The Psychology of Social Change: Nick Cooney's Change of Heart

Especially as new advocates for social change, we expect that it's only a matter of people learning the truth about an issue before they change their habits and choices. And then we learn that's not necessarily so. Case in point: The more global climate change is in the news, the fewer people who seem to actually care that it's an important issue or believe that it's human-caused. Social psychologists have been studying the choices, habits and motivations of people for decades, and they're discovering that it's neither straightforward nor simple.

There have been quite a few books published recently about the psychology of change, motivation, and choices. One that all humane educators and advocates for social change should read is Change of Heart: What Psychology Can teach Us About Spreading Social Change by Nick Cooney.
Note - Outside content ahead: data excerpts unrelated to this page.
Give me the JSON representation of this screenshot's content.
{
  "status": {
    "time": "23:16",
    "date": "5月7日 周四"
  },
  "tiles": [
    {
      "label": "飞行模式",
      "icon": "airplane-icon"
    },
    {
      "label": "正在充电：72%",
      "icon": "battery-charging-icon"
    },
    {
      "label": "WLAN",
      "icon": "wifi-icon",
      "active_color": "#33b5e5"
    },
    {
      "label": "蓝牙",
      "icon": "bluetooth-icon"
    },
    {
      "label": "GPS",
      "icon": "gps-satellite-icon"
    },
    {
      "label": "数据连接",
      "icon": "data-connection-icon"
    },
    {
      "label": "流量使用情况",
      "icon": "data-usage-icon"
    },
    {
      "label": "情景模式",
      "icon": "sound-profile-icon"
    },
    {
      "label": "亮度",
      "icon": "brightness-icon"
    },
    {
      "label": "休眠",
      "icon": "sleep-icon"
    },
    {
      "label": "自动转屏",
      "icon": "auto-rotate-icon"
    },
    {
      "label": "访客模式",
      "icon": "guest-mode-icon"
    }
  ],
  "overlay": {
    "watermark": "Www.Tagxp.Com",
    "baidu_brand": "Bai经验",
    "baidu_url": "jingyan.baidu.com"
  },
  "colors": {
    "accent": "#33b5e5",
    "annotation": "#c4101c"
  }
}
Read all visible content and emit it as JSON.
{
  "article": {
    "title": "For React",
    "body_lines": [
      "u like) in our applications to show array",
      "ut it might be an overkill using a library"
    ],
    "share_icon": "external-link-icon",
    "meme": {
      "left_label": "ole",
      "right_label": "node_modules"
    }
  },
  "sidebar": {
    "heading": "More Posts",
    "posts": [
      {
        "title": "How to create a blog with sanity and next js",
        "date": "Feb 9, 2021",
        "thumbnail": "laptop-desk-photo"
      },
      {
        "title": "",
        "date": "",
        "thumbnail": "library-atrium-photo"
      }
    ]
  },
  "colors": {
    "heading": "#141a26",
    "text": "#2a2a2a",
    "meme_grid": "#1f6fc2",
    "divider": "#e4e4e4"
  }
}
If you've read books by Dan Ariely or Daniel Pink or the Heath brothers, you'll recognize most of the studies and examples included in Cooney's book. But Cooney doesn't just hash out relevant research; he offers specific examples of what activists might want to do differently and the approaches that might be most effective for spreading social change.

I was going to write a review of Cooney's book, but then I discovered how many wonderful bloggers have already written about him; so I'm going to share a couple those instead.

Erik Marcus of and Jasmin Singer of Our Hen House both do a great reviews of Cooney's book from an animal advocacy perspective.

SocialBrite has an excerpt from Nick's book about the power of using social networks and connectors for positive social change.

And, Mercy for Animals did a nice brief interview with Cooney (most of the reviews have been from animal advocacy organizations so far, even though the book offers ideas for social changers of all stripes.)

Grab the book and a highlighter (unless it's from the library, then skip the highlighter) and settle down for some fascinating and useful reading.